The Oregon Secretary of State runs elections and audits government agencies, but that didn’t stop Measure 97 from drawing fire from Republican candidate Dennis Richardson, who spoke in front of the North Clackamas Chamber of Commerce.
“The legislature is an addict, and the drug of choice is money. And once they have a resource of money — they’re going to spend it!” Richardson warned the business group.
“When Dennis [Richardson] talks about the legislature being addicted,” argued Democratic nominee and state labor commissioner Brad Avakian, “you have to understand that he had the most powerful chair in Salem, writing the state budget.”
Avakian also served in the legislature, but he contended Richardson’s position put him in the position to direct revenue to state services, which could have made Measure 97 unnecessary
The Republican Richardson acknowledged he co-chaired Ways and Means for a time, but he said budget troubles are largely the fault of Democrats like Avakian.
Measure 97 is also dividing candidates in the Oregon Treasurer’s race.
Even when candidates were asked at a forum Thursday about the state’s Public Employee Retirement System, the answers brought up Measure 97.
“It is a PERS bailout,” argued Republican nominee Jeff Gudman. “The Democratic leadership in Salem has said ‘there are no other options, other than to give us more money.’ That’s not true.”

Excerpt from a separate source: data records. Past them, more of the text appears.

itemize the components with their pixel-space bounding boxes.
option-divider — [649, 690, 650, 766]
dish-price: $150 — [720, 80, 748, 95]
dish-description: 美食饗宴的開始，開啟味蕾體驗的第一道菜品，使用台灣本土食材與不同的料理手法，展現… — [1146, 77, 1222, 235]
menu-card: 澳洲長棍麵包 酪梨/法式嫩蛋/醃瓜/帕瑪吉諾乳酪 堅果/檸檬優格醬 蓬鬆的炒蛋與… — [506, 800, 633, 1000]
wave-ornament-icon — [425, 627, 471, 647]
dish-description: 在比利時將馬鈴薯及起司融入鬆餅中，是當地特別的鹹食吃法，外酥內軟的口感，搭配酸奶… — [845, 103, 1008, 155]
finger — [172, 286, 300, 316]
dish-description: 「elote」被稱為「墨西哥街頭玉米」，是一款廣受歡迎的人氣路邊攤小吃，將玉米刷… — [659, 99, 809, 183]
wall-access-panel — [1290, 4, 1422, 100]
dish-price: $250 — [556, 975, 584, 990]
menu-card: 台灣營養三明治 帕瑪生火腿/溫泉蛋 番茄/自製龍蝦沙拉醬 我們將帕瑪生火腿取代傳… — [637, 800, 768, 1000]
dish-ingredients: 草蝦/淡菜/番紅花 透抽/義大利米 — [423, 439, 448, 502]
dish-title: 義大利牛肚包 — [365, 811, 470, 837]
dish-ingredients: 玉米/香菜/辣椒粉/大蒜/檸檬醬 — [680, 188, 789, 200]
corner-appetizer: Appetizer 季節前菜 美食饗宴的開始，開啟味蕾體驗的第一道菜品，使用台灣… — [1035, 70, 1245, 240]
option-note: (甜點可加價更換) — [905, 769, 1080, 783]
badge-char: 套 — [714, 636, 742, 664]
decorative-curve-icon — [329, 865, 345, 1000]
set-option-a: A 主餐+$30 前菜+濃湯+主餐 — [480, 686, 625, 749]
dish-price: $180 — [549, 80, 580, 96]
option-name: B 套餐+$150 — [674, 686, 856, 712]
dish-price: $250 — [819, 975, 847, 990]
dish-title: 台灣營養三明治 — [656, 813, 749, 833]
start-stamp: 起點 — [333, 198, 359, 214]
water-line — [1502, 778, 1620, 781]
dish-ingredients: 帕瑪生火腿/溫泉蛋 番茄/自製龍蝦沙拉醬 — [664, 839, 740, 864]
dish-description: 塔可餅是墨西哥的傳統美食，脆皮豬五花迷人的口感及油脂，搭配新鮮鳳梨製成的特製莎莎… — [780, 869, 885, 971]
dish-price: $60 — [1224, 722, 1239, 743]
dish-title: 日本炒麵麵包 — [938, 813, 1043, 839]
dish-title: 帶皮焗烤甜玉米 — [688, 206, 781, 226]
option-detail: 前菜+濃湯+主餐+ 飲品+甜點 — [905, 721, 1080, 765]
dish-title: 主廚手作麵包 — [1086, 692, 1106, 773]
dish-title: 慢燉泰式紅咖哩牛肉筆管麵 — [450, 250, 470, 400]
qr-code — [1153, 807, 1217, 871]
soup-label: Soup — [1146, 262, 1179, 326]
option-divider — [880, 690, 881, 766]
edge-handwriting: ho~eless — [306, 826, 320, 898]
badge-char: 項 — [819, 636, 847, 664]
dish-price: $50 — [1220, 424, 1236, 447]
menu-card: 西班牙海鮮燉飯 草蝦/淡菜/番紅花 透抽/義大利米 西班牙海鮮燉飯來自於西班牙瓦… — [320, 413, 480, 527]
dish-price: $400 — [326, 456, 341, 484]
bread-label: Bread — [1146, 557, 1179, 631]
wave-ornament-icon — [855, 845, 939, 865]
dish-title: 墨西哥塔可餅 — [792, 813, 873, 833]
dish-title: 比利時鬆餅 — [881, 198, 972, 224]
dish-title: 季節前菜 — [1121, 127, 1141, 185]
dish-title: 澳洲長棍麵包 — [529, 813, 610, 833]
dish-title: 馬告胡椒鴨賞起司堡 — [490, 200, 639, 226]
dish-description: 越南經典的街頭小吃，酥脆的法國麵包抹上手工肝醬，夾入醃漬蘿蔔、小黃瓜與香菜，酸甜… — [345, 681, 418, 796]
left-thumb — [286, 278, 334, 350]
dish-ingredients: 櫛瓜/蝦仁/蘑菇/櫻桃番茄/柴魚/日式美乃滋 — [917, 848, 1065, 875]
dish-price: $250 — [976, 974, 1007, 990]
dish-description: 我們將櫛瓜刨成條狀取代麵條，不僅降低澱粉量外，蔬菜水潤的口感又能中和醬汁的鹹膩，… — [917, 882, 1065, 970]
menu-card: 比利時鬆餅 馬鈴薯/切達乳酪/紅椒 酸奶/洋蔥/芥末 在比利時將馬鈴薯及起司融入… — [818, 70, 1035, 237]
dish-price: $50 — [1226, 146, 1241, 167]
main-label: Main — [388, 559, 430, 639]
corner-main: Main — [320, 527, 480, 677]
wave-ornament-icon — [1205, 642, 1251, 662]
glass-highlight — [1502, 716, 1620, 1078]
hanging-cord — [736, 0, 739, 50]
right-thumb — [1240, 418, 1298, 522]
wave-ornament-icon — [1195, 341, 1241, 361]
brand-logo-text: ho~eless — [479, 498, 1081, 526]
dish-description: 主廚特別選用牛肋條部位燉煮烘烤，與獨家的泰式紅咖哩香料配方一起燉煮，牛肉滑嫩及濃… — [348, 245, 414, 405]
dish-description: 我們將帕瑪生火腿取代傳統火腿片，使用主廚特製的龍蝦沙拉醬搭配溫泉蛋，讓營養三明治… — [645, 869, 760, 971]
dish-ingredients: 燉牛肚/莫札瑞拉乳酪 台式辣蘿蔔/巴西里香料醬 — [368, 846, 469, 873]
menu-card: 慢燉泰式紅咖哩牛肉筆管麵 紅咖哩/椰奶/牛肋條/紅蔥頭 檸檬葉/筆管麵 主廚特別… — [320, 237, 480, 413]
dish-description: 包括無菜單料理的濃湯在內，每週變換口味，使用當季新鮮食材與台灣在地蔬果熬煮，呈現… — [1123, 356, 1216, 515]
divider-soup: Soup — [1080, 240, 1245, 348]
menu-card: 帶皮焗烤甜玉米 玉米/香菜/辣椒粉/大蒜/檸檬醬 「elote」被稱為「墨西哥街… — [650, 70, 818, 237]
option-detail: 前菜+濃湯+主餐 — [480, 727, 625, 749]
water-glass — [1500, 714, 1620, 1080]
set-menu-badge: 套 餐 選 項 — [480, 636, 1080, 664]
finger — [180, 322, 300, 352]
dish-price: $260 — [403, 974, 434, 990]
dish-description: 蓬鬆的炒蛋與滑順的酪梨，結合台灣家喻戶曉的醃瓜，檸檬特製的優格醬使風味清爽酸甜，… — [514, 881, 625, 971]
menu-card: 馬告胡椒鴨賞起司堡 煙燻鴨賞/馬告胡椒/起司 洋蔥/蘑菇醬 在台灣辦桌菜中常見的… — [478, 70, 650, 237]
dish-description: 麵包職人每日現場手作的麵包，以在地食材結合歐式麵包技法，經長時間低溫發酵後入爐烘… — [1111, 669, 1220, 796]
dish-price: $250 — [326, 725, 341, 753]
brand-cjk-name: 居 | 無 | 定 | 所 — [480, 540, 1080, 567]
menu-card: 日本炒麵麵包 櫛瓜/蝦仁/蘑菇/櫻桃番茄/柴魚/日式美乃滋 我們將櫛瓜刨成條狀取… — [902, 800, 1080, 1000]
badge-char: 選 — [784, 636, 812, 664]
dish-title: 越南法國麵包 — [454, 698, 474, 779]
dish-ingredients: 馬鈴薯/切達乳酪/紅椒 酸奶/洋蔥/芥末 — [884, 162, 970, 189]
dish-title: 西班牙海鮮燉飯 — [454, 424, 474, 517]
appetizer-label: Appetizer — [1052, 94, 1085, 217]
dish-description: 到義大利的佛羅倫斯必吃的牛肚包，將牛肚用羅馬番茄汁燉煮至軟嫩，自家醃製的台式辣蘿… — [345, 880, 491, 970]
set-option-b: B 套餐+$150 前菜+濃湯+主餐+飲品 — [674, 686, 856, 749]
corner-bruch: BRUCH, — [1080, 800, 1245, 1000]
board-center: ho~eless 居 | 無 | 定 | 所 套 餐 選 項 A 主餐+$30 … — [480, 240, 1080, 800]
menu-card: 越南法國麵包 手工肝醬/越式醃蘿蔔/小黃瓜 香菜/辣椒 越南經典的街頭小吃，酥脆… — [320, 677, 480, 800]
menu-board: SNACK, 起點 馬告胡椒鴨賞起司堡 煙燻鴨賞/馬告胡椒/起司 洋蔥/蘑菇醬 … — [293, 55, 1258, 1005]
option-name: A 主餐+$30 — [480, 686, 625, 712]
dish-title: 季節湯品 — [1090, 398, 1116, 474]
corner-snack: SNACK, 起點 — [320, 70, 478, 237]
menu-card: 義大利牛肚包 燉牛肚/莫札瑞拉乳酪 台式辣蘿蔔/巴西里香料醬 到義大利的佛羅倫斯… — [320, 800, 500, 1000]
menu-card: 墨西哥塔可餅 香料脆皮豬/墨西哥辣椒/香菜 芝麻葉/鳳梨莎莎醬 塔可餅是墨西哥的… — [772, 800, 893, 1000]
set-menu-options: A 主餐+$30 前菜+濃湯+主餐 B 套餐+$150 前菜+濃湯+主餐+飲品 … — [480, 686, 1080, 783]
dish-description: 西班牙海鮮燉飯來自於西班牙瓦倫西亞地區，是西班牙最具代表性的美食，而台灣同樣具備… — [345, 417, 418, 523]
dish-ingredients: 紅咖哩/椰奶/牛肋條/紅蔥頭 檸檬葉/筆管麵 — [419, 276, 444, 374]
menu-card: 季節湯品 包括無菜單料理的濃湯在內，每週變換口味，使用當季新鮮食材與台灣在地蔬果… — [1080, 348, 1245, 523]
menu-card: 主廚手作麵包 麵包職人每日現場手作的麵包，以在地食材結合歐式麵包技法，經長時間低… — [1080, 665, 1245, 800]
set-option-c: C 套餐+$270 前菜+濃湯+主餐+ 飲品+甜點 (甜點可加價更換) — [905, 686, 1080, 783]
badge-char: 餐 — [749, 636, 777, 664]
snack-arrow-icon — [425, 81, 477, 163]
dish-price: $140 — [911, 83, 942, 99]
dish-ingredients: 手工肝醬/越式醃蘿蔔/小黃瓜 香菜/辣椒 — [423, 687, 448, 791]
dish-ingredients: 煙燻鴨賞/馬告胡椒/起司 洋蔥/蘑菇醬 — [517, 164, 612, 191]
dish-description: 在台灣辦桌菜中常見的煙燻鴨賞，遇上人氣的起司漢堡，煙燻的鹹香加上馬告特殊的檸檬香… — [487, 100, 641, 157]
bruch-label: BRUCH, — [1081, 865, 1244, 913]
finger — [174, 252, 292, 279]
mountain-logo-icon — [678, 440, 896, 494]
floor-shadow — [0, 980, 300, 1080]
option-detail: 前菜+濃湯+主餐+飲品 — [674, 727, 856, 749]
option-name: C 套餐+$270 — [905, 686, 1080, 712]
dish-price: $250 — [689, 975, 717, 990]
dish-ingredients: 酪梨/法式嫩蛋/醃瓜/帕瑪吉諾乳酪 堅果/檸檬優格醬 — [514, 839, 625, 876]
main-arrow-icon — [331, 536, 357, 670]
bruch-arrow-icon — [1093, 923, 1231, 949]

The Independent running for Treasurer, Chris Telfer, also said she is “adamantly opposed” to the corporate tax measure. She says it’s too much growth of state government at the expense of business.
But Democratic candidate Tobias Read supports Measure 97 as a way to fund state services. Read told the Clackamas business group he’s frustrated more hasn’t been done in the legislature, where Read represents parts of Beaverton.
When treasurer candidates did get around to confronting the cost of PERS directly, again, they diverted.
The state forecasts billions in retirement costs in the years to come. Lawmakers have seen many of their previous attempts to fix the system rejected in court because the changes would violate contracts with public employee unions.
Read concluded that the best course for the next state treasurer is to focus on boosting investment returns.
Independent Chris Telfer doubted the state can earn its way out of the PERS problem. She touted a nine-point plan to fix PERS.
“Number one, we need to acknowledge that it’s a crisis. We keep pushing it and kicking the can down the road and not solving, not even paying attention to it to the degree that it should be,” said Telfer.
Telfer said it’s possible to cut costs and fund other causes, like affordable housing.
Republican nominee Jeff Gudman agreed there are ways to rein in costs, such as changing the annuity rate and setting inflation caps.